DietDemand Explains How Diabetic Diets Can Go Hand-in-Hand with Weight Loss

MONTGOMERY, Ala., April 19, 2019 (GLOBE NEWSWIRE) — The weight gain epidemic in this day in age is based upon lots of factors such as a decreasing amount of physical activity, and stress. Yet, the main culprit has much to do with the type of diet we’re eating, particularly our propensity for sugar-laden, high carb foods. Carbohydrates provide energy for the body to maintain daily activity but when those carbs aren’t sufficiently burned off each day, these carbs become stored as fat within the body, leading to many chronic conditions like inflammation, obesity, heart disease, and diabetes. This is why following a diabetic diet can provide great benefits for your overall health. A diabetic diet plan that is rich in nutrition can help control your blood glucose levels, trigger weight loss and reduce the risks of inflammation and cardiovascular disease.

Which foods cause blood sugar levels to spike?

Many people see added sugars (like the syrups added to most processed foods and drinks) as the main contributing factor to diabetes and subsequent weight gain since diets rich in simple carbohydrates (white rice, bread, pastas) convert into sugar before they hit the bloodstream. Regular consumption of these foods can lead to insulin resistance and for those who already have diabetes, these foods must be consumed with great caution. Overall, it’s best to avoid:

  • Table sugar
  • High fructose corn syrup
  • Sucralose
  • Other sweeteners
  • Sodas
  • Candy
  • Pastries (unless they are sugar-free)
  • Milkshakes/smoothies/sweet caffeinated drinks
  • Fried foods
  • Limit dairy
  • Limit fruit, especially canned or packaged fruit
  • Limit simple carbs like pasta, rice, bread, cereals, granola and oatmeal

Here is how you can implement a diabetic style weight loss plan:

Eat a small to moderate amount of carbs during each meal – A diabetic diet does not restrict carbs or sugar entirely since sticking to a low-carb diet may bring blood glucose levels too low.

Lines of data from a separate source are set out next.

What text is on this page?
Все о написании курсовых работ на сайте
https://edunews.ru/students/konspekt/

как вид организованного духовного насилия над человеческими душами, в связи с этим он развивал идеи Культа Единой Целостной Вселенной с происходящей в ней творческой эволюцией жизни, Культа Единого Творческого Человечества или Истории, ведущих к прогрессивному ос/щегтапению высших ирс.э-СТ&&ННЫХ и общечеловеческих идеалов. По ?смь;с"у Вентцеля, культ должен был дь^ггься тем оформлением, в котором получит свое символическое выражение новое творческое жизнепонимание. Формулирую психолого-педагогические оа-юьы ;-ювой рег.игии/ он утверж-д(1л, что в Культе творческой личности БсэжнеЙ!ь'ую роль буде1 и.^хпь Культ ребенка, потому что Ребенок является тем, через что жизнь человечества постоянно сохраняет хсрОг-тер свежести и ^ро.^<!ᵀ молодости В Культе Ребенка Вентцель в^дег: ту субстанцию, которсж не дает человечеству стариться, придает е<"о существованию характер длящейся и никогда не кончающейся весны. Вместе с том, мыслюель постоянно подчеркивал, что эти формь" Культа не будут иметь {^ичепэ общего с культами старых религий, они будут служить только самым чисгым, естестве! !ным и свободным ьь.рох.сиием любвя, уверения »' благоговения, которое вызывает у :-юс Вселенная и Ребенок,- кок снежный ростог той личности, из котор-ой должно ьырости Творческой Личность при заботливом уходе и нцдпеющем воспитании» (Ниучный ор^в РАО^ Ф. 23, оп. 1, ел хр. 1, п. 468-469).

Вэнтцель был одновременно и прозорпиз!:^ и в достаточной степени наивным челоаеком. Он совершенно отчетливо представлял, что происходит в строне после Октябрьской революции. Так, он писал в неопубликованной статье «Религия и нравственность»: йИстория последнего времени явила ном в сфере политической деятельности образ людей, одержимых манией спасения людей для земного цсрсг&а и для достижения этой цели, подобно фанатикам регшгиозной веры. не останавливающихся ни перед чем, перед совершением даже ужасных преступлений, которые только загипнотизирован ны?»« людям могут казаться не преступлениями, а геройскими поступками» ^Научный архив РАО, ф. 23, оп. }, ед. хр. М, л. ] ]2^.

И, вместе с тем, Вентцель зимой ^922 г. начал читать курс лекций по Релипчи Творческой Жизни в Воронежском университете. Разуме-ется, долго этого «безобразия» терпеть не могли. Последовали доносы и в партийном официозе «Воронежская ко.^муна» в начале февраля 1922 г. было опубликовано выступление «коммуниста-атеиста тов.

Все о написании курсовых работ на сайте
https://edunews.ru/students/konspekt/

Consuming complex carbs – Carbs are needed for energy as well as muscle growth, but rather than consuming simple carbs, individuals on a diabetic diet should aim for more complex carbs such as brown rice, quinoa and rye bread. Complex carbs contain necessary b-vitamins, minerals and fibers that provide the body with essential nutrients.

Increased vegetable consumption – Eating 1-2 vegetable servings per meal is one of the most important aspects of keeping blood sugar under control. Leafy greens such as spinach and kale are dense in fiber and nutrients which go a long way toward keeping hunger at bay, as well as optimally balancing your diet. Eating vegetables each day will also help you prevent additional complications that may result from being diabetic, such as: cardiovascular issues, weight gain, high cholesterol, kidney failure, etc.

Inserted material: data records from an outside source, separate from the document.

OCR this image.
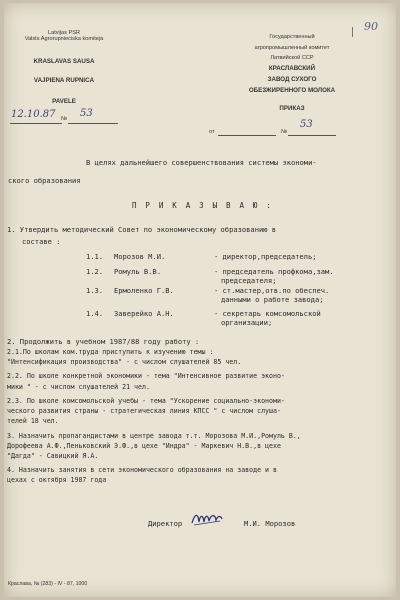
Latvijas PSR
Valsts Agrorupnieciska komiteja
KRASLAVAS SAUSA
VAJPIENA RUPNICA
PAVELE
12.10.87 № 53
Государственный
агропромышленный комитет
Латвийской ССР
КРАСЛАВСКИЙ
ЗАВОД СУХОГО
ОБЕЗЖИРЕННОГО МОЛОКА
ПРИКАЗ
от	№
53
90
В целях дальнейшего совершенствования системы экономи-
ского образования
П Р И К А З Ы В А Ю :
1. Утвердить методический Совет по экономическому образованию в
составе :
1.1. Морозов М.И.	- директор,председатель;
1.2. Ромуль В.В.	- председатель профкома,зам.
председателя;
1.3. Ермоленко Г.В.	- ст.мастер,отв.по обеспеч.
данными о работе завода;
1.4. Заверейко А.Н.	- секретарь комсомольской
организации;
2. Продолжить в учебном 1987/88 году работу :
2.1.По школам ком.труда приступить к изучению темы :
"Интенсификация производства" - с числом слушателей 85 чел.
2.2. По школе конкретной экономики - тема "Интенсивное развитие эконо-
мики " - с числом слушателей 21 чел.
2.3. По школе комсомольской учебы - тема "Ускорение социально-экономи-
ческого развития страны - стратегическая линия КПСС " с числом слуша-
телей 18 чел.
3. Назначить пропагандистами в центре завода т.т. Морозова М.И.,Ромуль В.,
Дорофеева А.Ф.,Пеньковский Э.Ф.,в цехе "Индра" - Маркевич Н.В.,в цехе
"Дагда" - Савицкий Я.А.
4. Назначить занятия в сети экономического образования на заводе и в
цехах с октября 1987 года
Директор	М.И. Морозов
Краслава, № (283) - IV - 87, 1000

Eat smaller meals throughout the day – Eating smaller portions spread out over the day is not only great for the metabolism, but it helps to keep those blood sugar levels regulated. Be sure not to skip meals and run the risk of those levels dropping too low. 

New DietDemand patients can call or easily and effortlessly visit https: to complete an initial comprehensive, yet simple, health questionnaire and schedule an immediate personal, no-cost consultation. DietDemand’s physicians all received specialized training in nutritional science and fast weight loss. DietDemand reviews each patient’s health history to create a personalized diet plan geared for fast weight loss, or that addresses life-long issues causing weight loss to slow down or stop. Nutritionists work personally with each patient and use their own algorithm to craft meal and snack plans that are compatible with each patient’s age, gender, activity level, food preferences, nutritional needs and medical conditions. They combine these state of the art diet plans with pure, prescription diet products that enable their patients to resist the temptation to reach for sugary snacks, eliminate fatigue and curb the appetite. Over 97% of DietDemand patients report incredible weight loss results with the majority losing 20 or more pounds per month.

At DietDemand, all patients gain unlimited access to the best minds in the business. Their staff of doctors, nurses, nutritionists and coaches are available six days per week to answer questions, offer suggestions, address concerns and lend their professional guidance and support. Because of this, more and more people are turning to DietDemand for their weight management needs. Diet plans are tailored to be specific to the needs of those of any age, gender, shape or size and for those who are struggling to lose that final 10-20 pounds to those who must lose 100 pounds or more. Call today to request a private, confidential, no-cost online consultation.  

About the Company:

DietDemand is the nation’s leader in medical, weight loss offering a full line of prescription medication, doctor, nurse and nutritional coaching support. For over a decade, DietDemand has produced a sophisticated, doctor designed weight loss program that addresses each individual specific health need to promote fast, safe and long-term weight loss.   

DietDemand Contact Information:

Providing care across the USA

Escondido, CA
(888) 786-9568

Pixium Vision Reports Cash Position as of March 31, 2019

Paris, France. April 19, 2019 – 7.00 AM CET – Pixium Vision (FR0011950641 – PIX), a bioelectronics company developing innovative bionic vision systems to enable patients who have lost their sight to lead more independent lives, announces its cash position is €12.9 million as of March 31st, 2019.

Q1 revenues (*)
In K euros 31/03/2019 31/03/2018
Net Sales 0 0
Other revenues (**) 578.1 541.7
Total revenues 578.1 541.7

(*): unaudited ; (**) of which Research Tax Credit

Q1 Cash and Cash Equivalent    
In K euros 31/03/2019 31/03/2018
Cash and Cash equivalent at January 1st 15,629.4 10,531.6
(Decrease) / Increase in Cash position (2,725.0) (687.8)
Of which cash from operating activities (3,003.9) (3,060.3)
Of which cash from investing activities (5.7) (34.5)
Of which cash from financing activities 284.6 2,407.0
Cash and Cash equivalent at March 31st 12,904.4 9,843.8

During the first quarter of 2019, total revenues amounted to €0.6 million mainly from Research Tax Credit (CIR) booking. The CIR in Q1 2019 is relatively stable as compared with Q1 2018, highlighting the continuous focus on clinical and technology development of its breakthrough PRIMA bionic vision system. The Company also booked a research grant from the European “Graphene” research project during Q1 2019.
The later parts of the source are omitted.